В Саратове уже почувствовалась близость фронта, к нашему эшелону прицепили две платформы с зенитными автоматами. Подозреваю, что в случае налета немецкой авиации толку от них будет немного, но хоть будет, чем фрицев пугнуть. Зато народ сразу подтянулся, посерьезнел, подавляющее большинство в зону боевых действий попадало впервые. Однако до Сталинграда мы не доехали. Второго января нас выгрузили на небольшой станции в паре сотен километров от города. От самой станции мало что осталось – бомбили ее много. Кругом занесенные снегом воронки, насыпь и рельсы хранят следы многочисленных ремонтов, от станционных зданий не осталось даже стен, только возвышающиеся над общим уровнем снега сугробы указывают на места, где они когда-то стояли.

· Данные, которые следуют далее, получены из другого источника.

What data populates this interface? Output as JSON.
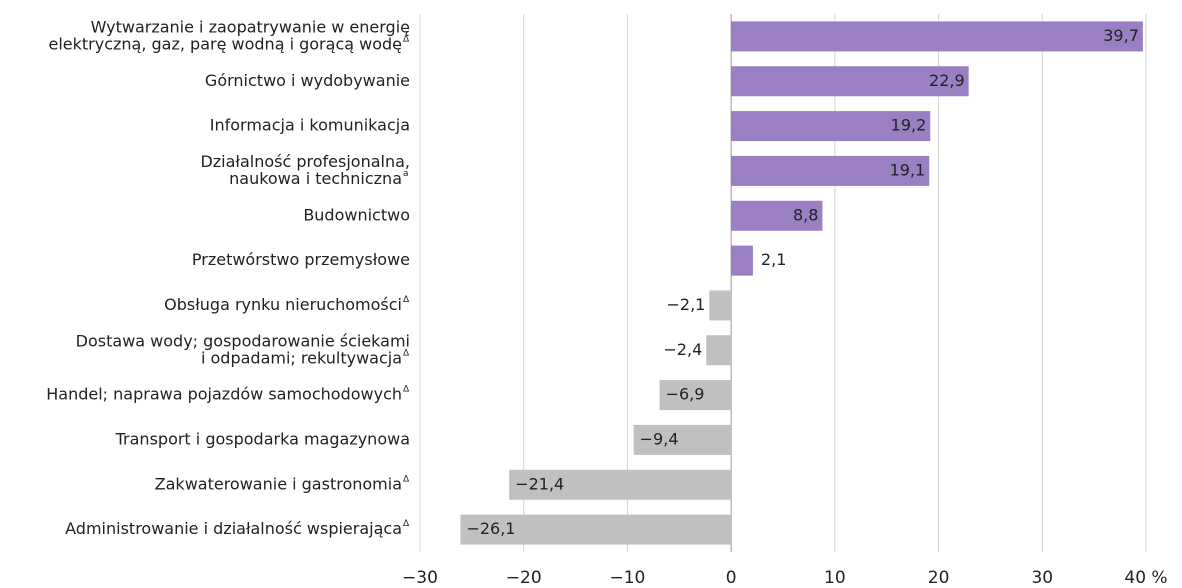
{
  "chart_data": {
    "type": "hbar",
    "categories": [
      [
        "Wytwarzanie i zaopatrywanie w energię",
        "elektryczną, gaz, parę wodną i gorącą wodę"
      ],
      [
        "Górnictwo i wydobywanie"
      ],
      [
        "Informacja i komunikacja"
      ],
      [
        "Działalność profesjonalna,",
        "naukowa i techniczna"
      ],
      [
        "Budownictwo"
      ],
      [
        "Przetwórstwo przemysłowe"
      ],
      [
        "Obsługa rynku nieruchomości"
      ],
      [
        "Dostawa wody; gospodarowanie ściekami",
        "i odpadami; rekultywacja"
      ],
      [
        "Handel; naprawa pojazdów samochodowych"
      ],
      [
        "Transport i gospodarka magazynowa"
      ],
      [
        "Zakwaterowanie i gastronomia"
      ],
      [
        "Administrowanie i działalność wspierająca"
      ]
    ],
    "category_markers": [
      "Δ",
      null,
      null,
      "a",
      null,
      null,
      "Δ",
      "Δ",
      "Δ",
      null,
      "Δ",
      "Δ"
    ],
    "values": [
      39.7,
      22.9,
      19.2,
      19.1,
      8.8,
      2.1,
      -2.1,
      -2.4,
      -6.9,
      -9.4,
      -21.4,
      -26.1
    ],
    "value_labels": [
      "39,7",
      "22,9",
      "19,2",
      "19,1",
      "8,8",
      "2,1",
      "−2,1",
      "−2,4",
      "−6,9",
      "−9,4",
      "−21,4",
      "−26,1"
    ],
    "positive_color": "#9a7fc3",
    "negative_color": "#c0c0c0",
    "xlim": [
      -30,
      40
    ],
    "xticks": [
      {
        "value": -30,
        "label": "−30"
      },
      {
        "value": -20,
        "label": "−20"
      },
      {
        "value": -10,
        "label": "−10"
      },
      0,
      10,
      20,
      30,
      {
        "value": 40,
        "label": "40 %"
      }
    ],
    "grid": true
  }
}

Едва мы выгрузились, эшелон ушел обратно, а нас пешим порядком, по хорошо утоптанной предыдущими колоннами дороге, отправили куда-то на юго-запад, если ориентироваться по солнцу. Ночевать пришлось прямо в открытой степи. Точнее, когда-то здесь был хутор, но от него остались только пара закопченных труб да разрытые сугробы на месте домов, где наши предшественники разыскивали топливо для костров. Ночевать на морозе у костра – жуткое дело. Спереди уже пованивает паленым шинельным сукном, а со спины пробирает мороз. Надо периодически поворачиваться. Не дай бог заснуть, можно и не проснуться, товарищи периодически толкают друг друга. Если задремать и потерять над собой контроль, то можно упасть вперед – прямо в раскаленные угли.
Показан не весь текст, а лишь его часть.